The trail has now been joined by another pilgrimage route and the number of people has about doubled. There is a steady stream of people winding their way over the Spanish landscape, as they have been doing since before the time of Christ, all heading for Santiago. There is a set of legends which explain why we are all joining this ancient stream but they are just a rationalisation: a way to explain the scallop shells and staves. The real reason we are all walking runs far deeper, and it is different for everybody. I could say that it is about hearing the call of God and expressing that, but that explanation really says nothing. The great primeval call to pilgrimage is described to ourselves far more personally. For me, I suppose it is about remaking myself after all the eath moving drama of last year. For each of the thousands of others there is something else. I am told tyhat later in the year there will be large groups of French for whom it is a cheap holiday. There will also be Spaniards who, having seen the pilgrims for years and thought about it, are far more articulate about the religious reasons for pilgrimage. But now, there are mostly people, alone, and a few couples and a very few groups of three or four. There are people from every imaginable country, and a Babel of languages. During the day we talk freely - as far as language differences allow - as we catch up with and pass each other or as we stop for lunch. Everything is very immediate. Communities form and disolve many times during the course of the day. We welcome each other´s presence but everyone, even those who came with someone else, is on a pilgrimage alone, and that is understood and respected. There are people moving at about our rate with whom we have become quite good friends. There are shared meals in albergue dining rooms, and over the days reserve drops and people share more deeply the reasons they have taken this strange way of spending a month. Knowing and being known - the basis of all relationships. We share food and become companions - the word means literally those who are together over bread. I am intrigued that few of the people we have met are expressly Christian but that almost all of them are on the camino as some sort of spiritual discovery. I see this as yet another piece of evidence of the abject failure of the church to express itself properly: a failure to allow the deep rich treasures we have to be seen and used by those who so desperately need them.

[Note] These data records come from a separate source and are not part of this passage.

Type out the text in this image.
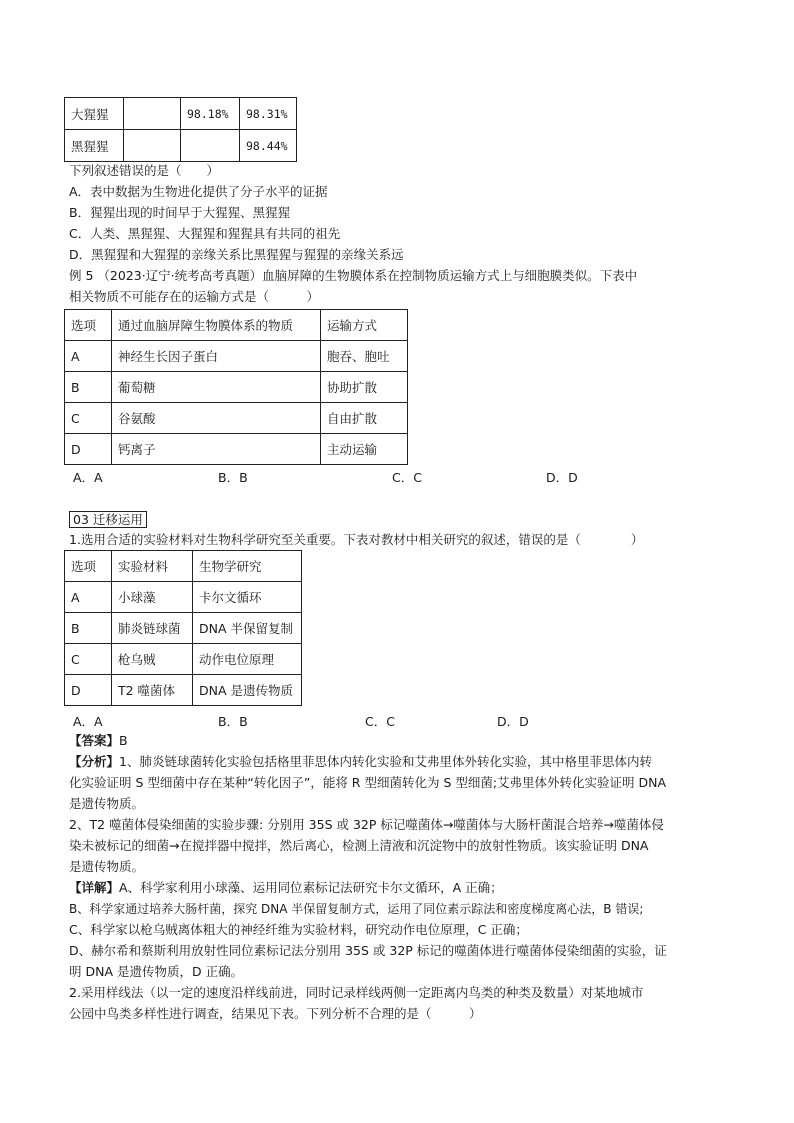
大猩猩		98.18%	98.31%
黑猩猩			98.44%
下列叙述错误的是（　　）
A．表中数据为生物进化提供了分子水平的证据
B．猩猩出现的时间早于大猩猩、黑猩猩
C．人类、黑猩猩、大猩猩和猩猩具有共同的祖先
D．黑猩猩和大猩猩的亲缘关系比黑猩猩与猩猩的亲缘关系远
例 5 （2023·辽宁·统考高考真题）血脑屏障的生物膜体系在控制物质运输方式上与细胞膜类似。下表中
相关物质不可能存在的运输方式是（　　　）
选项	通过血脑屏障生物膜体系的物质	运输方式
A	神经生长因子蛋白	胞吞、胞吐
B	葡萄糖	协助扩散
C	谷氨酸	自由扩散
D	钙离子	主动运输
A．A	B．B	C．C	D．D
03 迁移运用
1.选用合适的实验材料对生物科学研究至关重要。下表对教材中相关研究的叙述，错误的是（　　　　）
选项	实验材料	生物学研究
A	小球藻	卡尔文循环
B	肺炎链球菌	DNA 半保留复制
C	枪乌贼	动作电位原理
D	T2 噬菌体	DNA 是遗传物质
A．A	B．B	C．C	D．D
【答案】B
【分析】1、肺炎链球菌转化实验包括格里菲思体内转化实验和艾弗里体外转化实验，其中格里菲思体内转
化实验证明 S 型细菌中存在某种“转化因子”，能将 R 型细菌转化为 S 型细菌;艾弗里体外转化实验证明 DNA
是遗传物质。
2、T2 噬菌体侵染细菌的实验步骤: 分别用 35S 或 32P 标记噬菌体→噬菌体与大肠杆菌混合培养→噬菌体侵
染未被标记的细菌→在搅拌器中搅拌，然后离心，检测上清液和沉淀物中的放射性物质。该实验证明 DNA
是遗传物质。
【详解】A、科学家利用小球藻、运用同位素标记法研究卡尔文循环，A 正确；
B、科学家通过培养大肠杆菌，探究 DNA 半保留复制方式，运用了同位素示踪法和密度梯度离心法，B 错误;
C、科学家以枪乌贼离体粗大的神经纤维为实验材料，研究动作电位原理，C 正确；
D、赫尔希和蔡斯利用放射性同位素标记法分别用 35S 或 32P 标记的噬菌体进行噬菌体侵染细菌的实验，证
明 DNA 是遗传物质，D 正确。
2.采用样线法（以一定的速度沿样线前进，同时记录样线两侧一定距离内鸟类的种类及数量）对某地城市
公园中鸟类多样性进行调查，结果见下表。下列分析不合理的是（　　　）
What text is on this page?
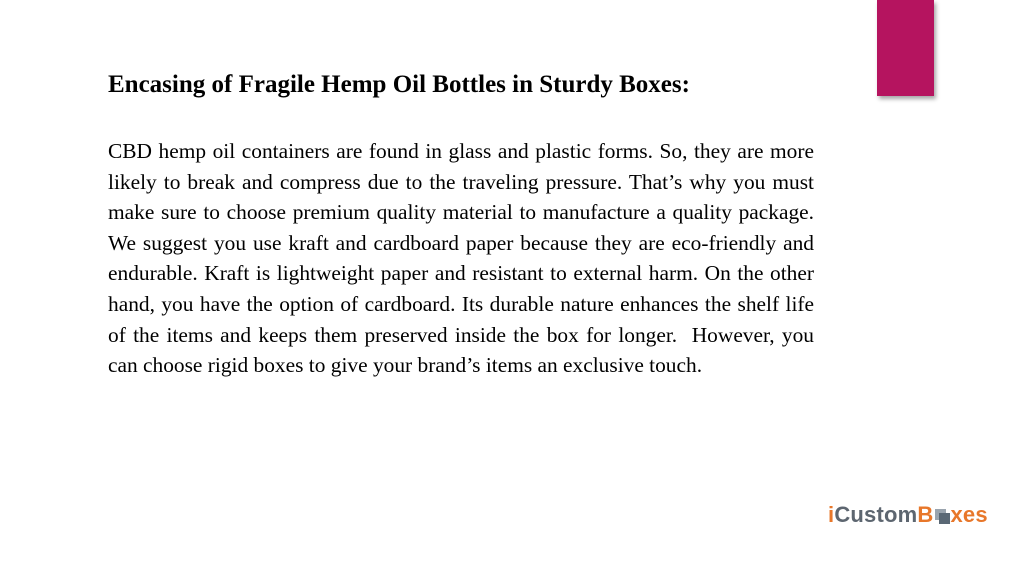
Encasing of Fragile Hemp Oil Bottles in Sturdy Boxes:

CBD hemp oil containers are found in glass and plastic forms. So, they are more likely to break and compress due to the traveling pressure. That’s why you must make sure to choose premium quality material to manufacture a quality package. We suggest you use kraft and cardboard paper because they are eco-friendly and endurable. Kraft is lightweight paper and resistant to external harm. On the other hand, you have the option of cardboard. Its durable nature enhances the shelf life of the items and keeps them preserved inside the box for longer.  However, you can choose rigid boxes to give your brand’s items an exclusive touch.

i Custom B xes
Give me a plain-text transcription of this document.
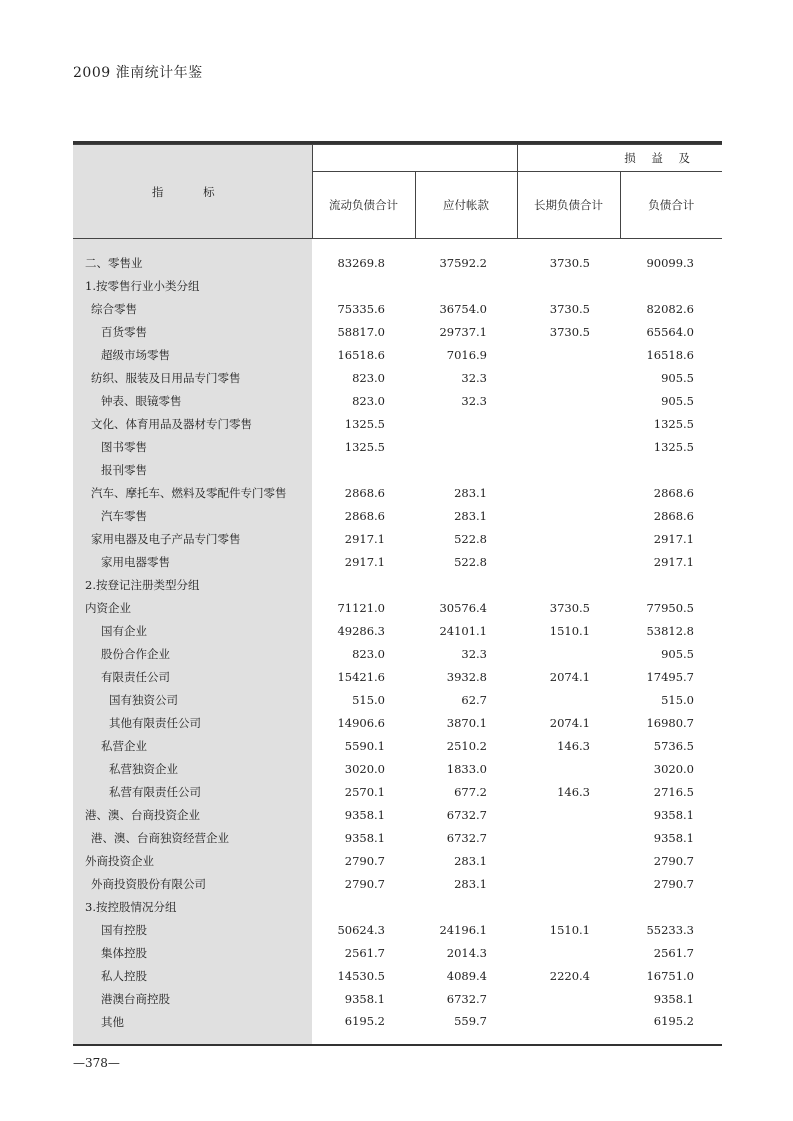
2009 淮南统计年鉴
指 标			损 益 及	
	流动负债合计	应付帐款	长期负债合计	负债合计
二、零售业	83269.8	37592.2	3730.5	90099.3
1.按零售行业小类分组				
综合零售	75335.6	36754.0	3730.5	82082.6
百货零售	58817.0	29737.1	3730.5	65564.0
超级市场零售	16518.6	7016.9		16518.6
纺织、服装及日用品专门零售	823.0	32.3		905.5
钟表、眼镜零售	823.0	32.3		905.5
文化、体育用品及器材专门零售	1325.5			1325.5
图书零售	1325.5			1325.5
报刊零售				
汽车、摩托车、燃料及零配件专门零售	2868.6	283.1		2868.6
汽车零售	2868.6	283.1		2868.6
家用电器及电子产品专门零售	2917.1	522.8		2917.1
家用电器零售	2917.1	522.8		2917.1
2.按登记注册类型分组				
内资企业	71121.0	30576.4	3730.5	77950.5
国有企业	49286.3	24101.1	1510.1	53812.8
股份合作企业	823.0	32.3		905.5
有限责任公司	15421.6	3932.8	2074.1	17495.7
国有独资公司	515.0	62.7		515.0
其他有限责任公司	14906.6	3870.1	2074.1	16980.7
私营企业	5590.1	2510.2	146.3	5736.5
私营独资企业	3020.0	1833.0		3020.0
私营有限责任公司	2570.1	677.2	146.3	2716.5
港、澳、台商投资企业	9358.1	6732.7		9358.1
港、澳、台商独资经营企业	9358.1	6732.7		9358.1
外商投资企业	2790.7	283.1		2790.7
外商投资股份有限公司	2790.7	283.1		2790.7
3.按控股情况分组				
国有控股	50624.3	24196.1	1510.1	55233.3
集体控股	2561.7	2014.3		2561.7
私人控股	14530.5	4089.4	2220.4	16751.0
港澳台商控股	9358.1	6732.7		9358.1
其他	6195.2	559.7		6195.2
—378—
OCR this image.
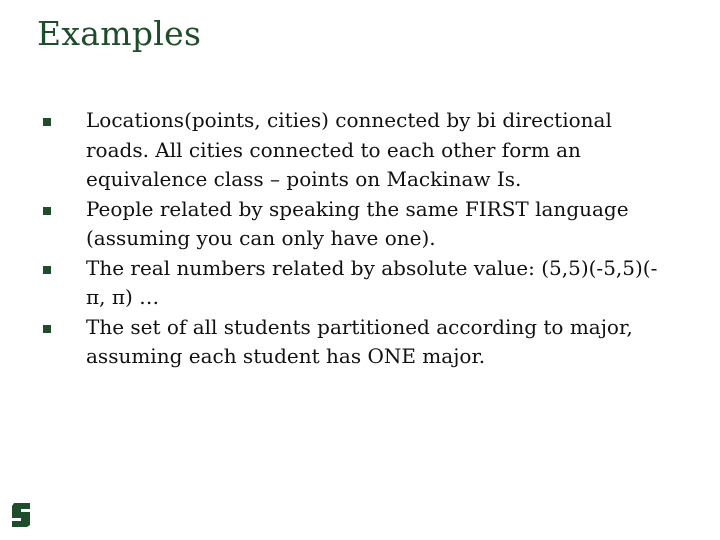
Examples
Locations(points, cities) connected by bi directional
roads. All cities connected to each other form an
equivalence class – points on Mackinaw Is.
People related by speaking the same FIRST language
(assuming you can only have one).
The real numbers related by absolute value: (5,5)(-5,5)(-
π, π) …
The set of all students partitioned according to major,
assuming each student has ONE major.
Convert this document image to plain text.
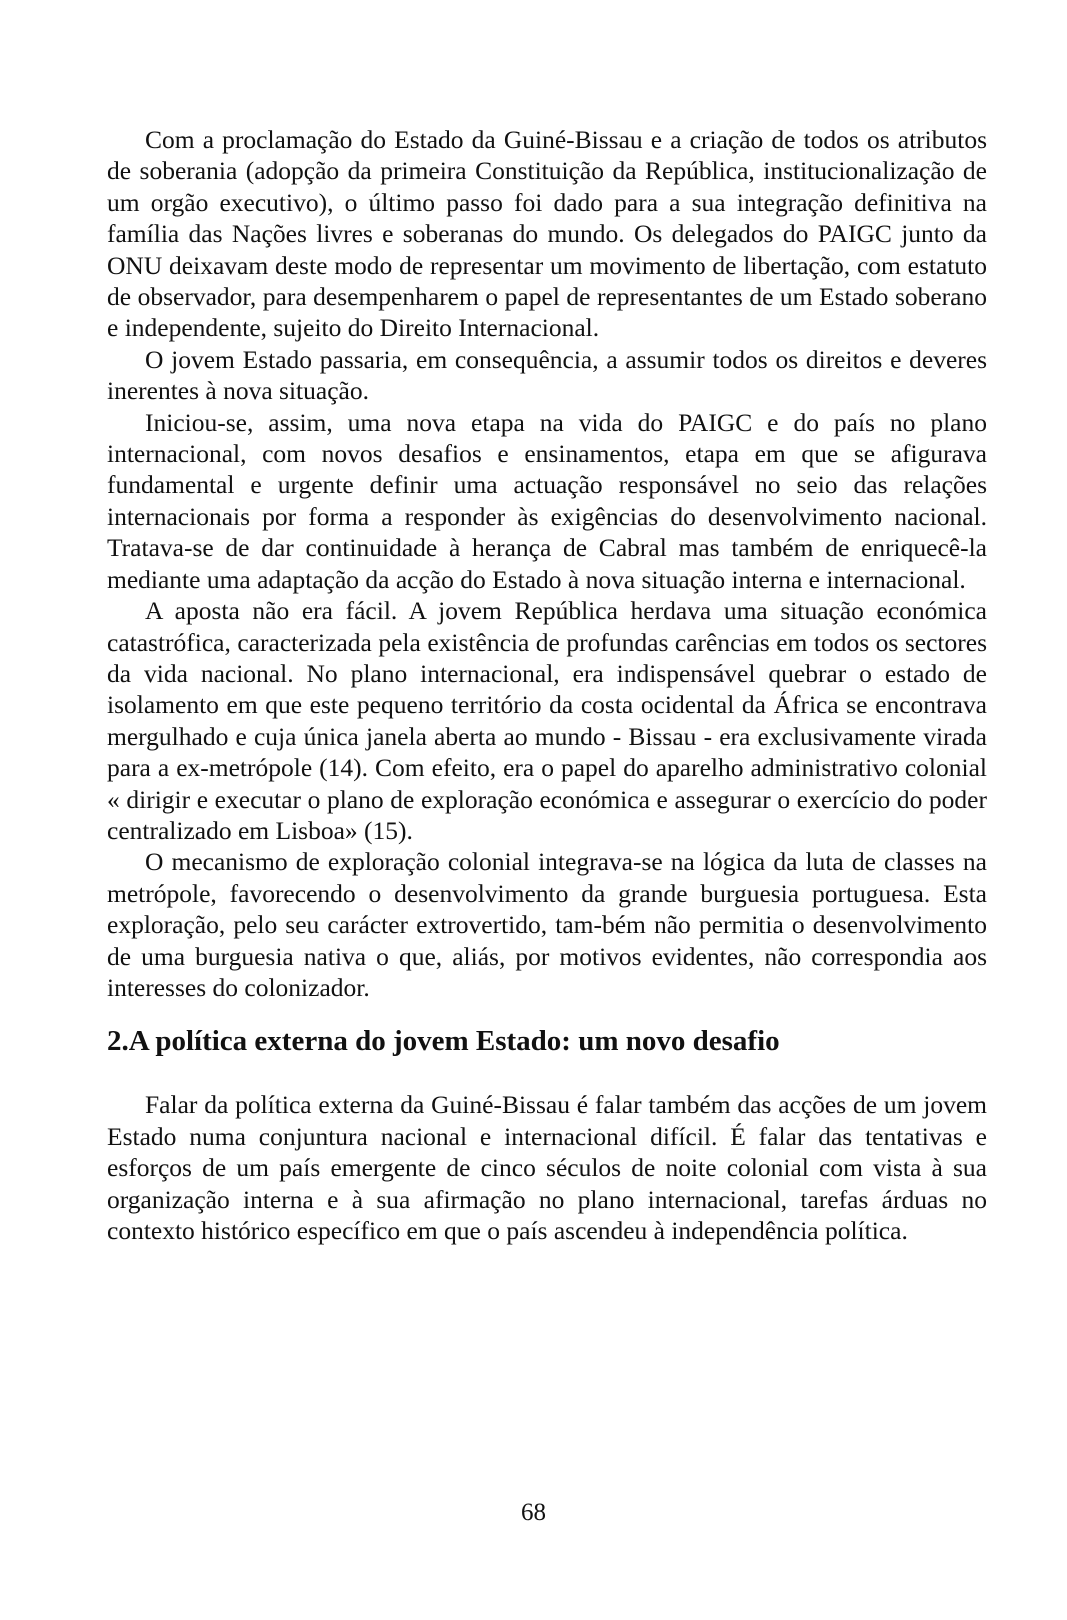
Com a proclamação do Estado da Guiné-Bissau e a criação de todos os atributos de soberania (adopção da primeira Constituição da República, institucionalização de um orgão executivo), o último passo foi dado para a sua integração definitiva na família das Nações livres e soberanas do mundo. Os delegados do PAIGC junto da ONU deixavam deste modo de representar um movimento de libertação, com estatuto de observador, para desempenharem o papel de representantes de um Estado soberano e independente, sujeito do Direito Internacional.

O jovem Estado passaria, em consequência, a assumir todos os direitos e deveres inerentes à nova situação.

Iniciou-se, assim, uma nova etapa na vida do PAIGC e do país no plano internacional, com novos desafios e ensinamentos, etapa em que se afigurava fundamental e urgente definir uma actuação responsável no seio das relações internacionais por forma a responder às exigências do desenvolvimento nacional. Tratava-se de dar continuidade à herança de Cabral mas também de enriquecê-la mediante uma adaptação da acção do Estado à nova situação interna e internacional.

A aposta não era fácil. A jovem República herdava uma situação económica catastrófica, caracterizada pela existência de profundas carências em todos os sectores da vida nacional. No plano internacional, era indispensável quebrar o estado de isolamento em que este pequeno território da costa ocidental da África se encontrava mergulhado e cuja única janela aberta ao mundo - Bissau - era exclusivamente virada para a ex-metrópole (14). Com efeito, era o papel do aparelho administrativo colonial « dirigir e executar o plano de exploração económica e assegurar o exercício do poder centralizado em Lisboa» (15).

O mecanismo de exploração colonial integrava-se na lógica da luta de classes na metrópole, favorecendo o desenvolvimento da grande burguesia portuguesa. Esta exploração, pelo seu carácter extrovertido, tam-bém não permitia o desenvolvimento de uma burguesia nativa o que, aliás, por motivos evidentes, não correspondia aos interesses do colonizador.

2.A política externa do jovem Estado: um novo desafio

Falar da política externa da Guiné-Bissau é falar também das acções de um jovem Estado numa conjuntura nacional e internacional difícil. É falar das tentativas e esforços de um país emergente de cinco séculos de noite colonial com vista à sua organização interna e à sua afirmação no plano internacional, tarefas árduas no contexto histórico específico em que o país ascendeu à independência política.

68
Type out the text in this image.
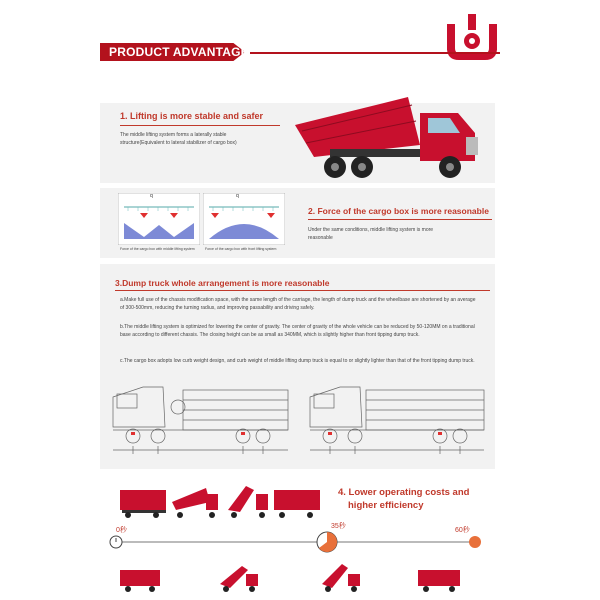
PRODUCT ADVANTAGE
1. Lifting is more stable and safer
The middle lifting system forms a laterally stable structure(Equivalent to lateral stabilizer of cargo box)
q
Force of the cargo box with middle lifting system
q
Force of the cargo box with front lifting system
2. Force of the cargo box is more reasonable
Under the same conditions, middle lifting system is more reasonable
3.Dump truck whole arrangement is more reasonable
a.Make full use of the chassis modification space, with the same length of the carriage, the length of dump truck and the wheelbase are shortened by an average of 300-500mm, reducing the turning radius, and improving passability and driving safely.
b.The middle lifting system is optimized for lowering the center of gravity. The center of gravity of the whole vehicle can be reduced by 50-120MM on a traditional base according to different chassis. The closing height can be as small as 340MM, which is slightly higher than front tipping dump truck.
c.The cargo box adopts low curb weight design, and curb weight of middle lifting dump truck is equal to or slightly lighter than that of the front tipping dump truck.
4. Lower operating costs and
higher efficiency
0秒
35秒
60秒
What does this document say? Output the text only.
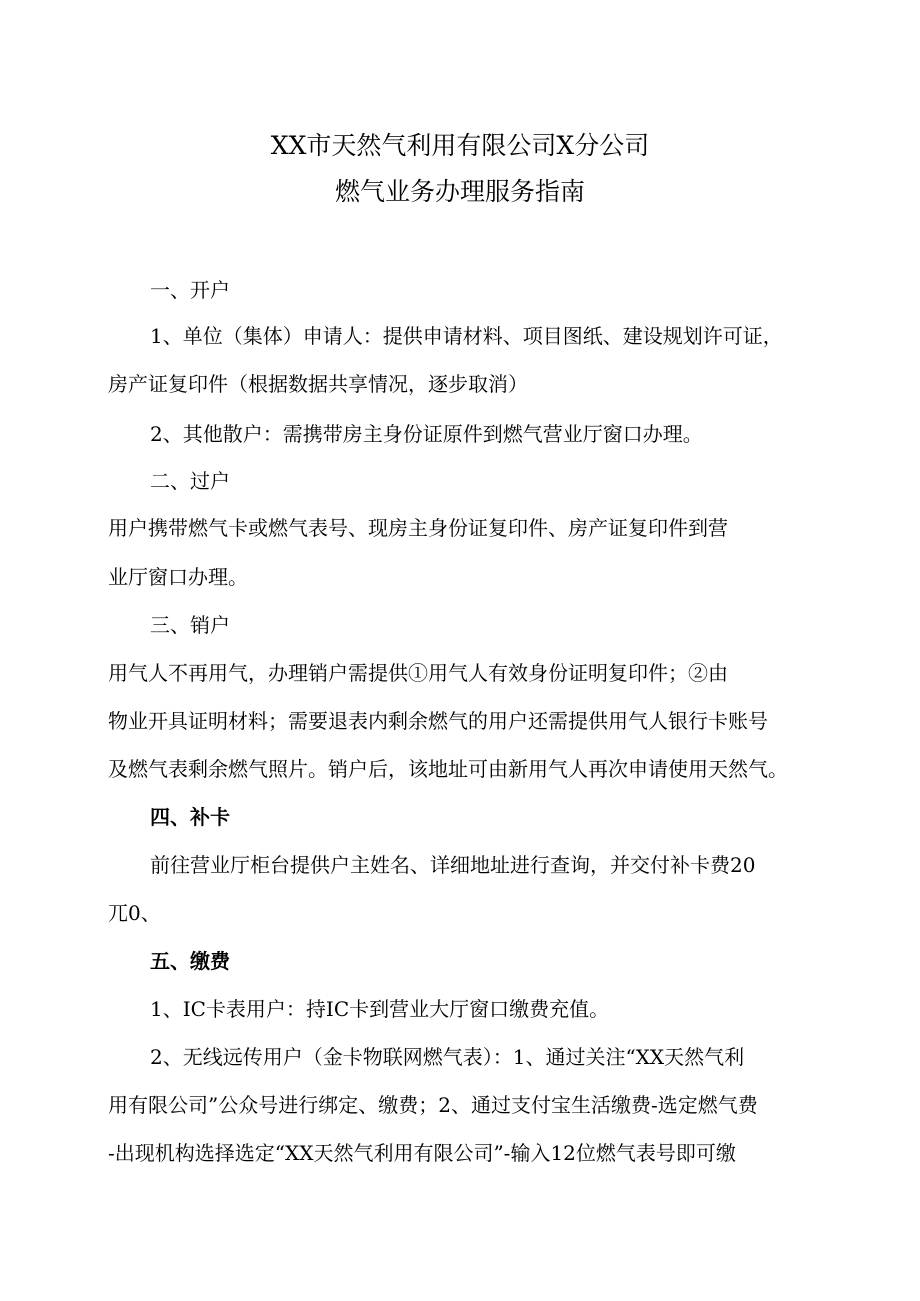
XX市天然气利用有限公司X分公司
燃气业务办理服务指南
一、开户
1、单位（集体）申请人：提供申请材料、项目图纸、建设规划许可证，
房产证复印件（根据数据共享情况，逐步取消）
2、其他散户：需携带房主身份证原件到燃气营业厅窗口办理。
二、过户
用户携带燃气卡或燃气表号、现房主身份证复印件、房产证复印件到营
业厅窗口办理。
三、销户
用气人不再用气，办理销户需提供①用气人有效身份证明复印件；②由
物业开具证明材料；需要退表内剩余燃气的用户还需提供用气人银行卡账号
及燃气表剩余燃气照片。销户后，该地址可由新用气人再次申请使用天然气。
四、补卡
前往营业厅柜台提供户主姓名、详细地址进行查询，并交付补卡费20
兀0、
五、缴费
1、IC卡表用户：持IC卡到营业大厅窗口缴费充值。
2、无线远传用户（金卡物联网燃气表）：1、通过关注“XX天然气利
用有限公司”公众号进行绑定、缴费；2、通过支付宝生活缴费-选定燃气费
-出现机构选择选定“XX天然气利用有限公司”-输入12位燃气表号即可缴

So the day's pattern is running its course. Time now to walk through yet another beautiful Basque village with its ancient church and roman ruins and strong, good willed people before seeking companions and breaking bread together.


Anna said…
It's the people you'll take away from the Camino, possibly as much as anything else.

Buen Camino Kelvin
and thanks for bring my Caminos back =)
(Graham and Kay's daughter)
Alden said…
Beautiful landscapes, deeply historic sites - sharing with people of diverse backgrounds who bring their own variety of serious attitudes and intentions - your own reflections and meditations, all expressed through lucid and compelling writing - Thankyou.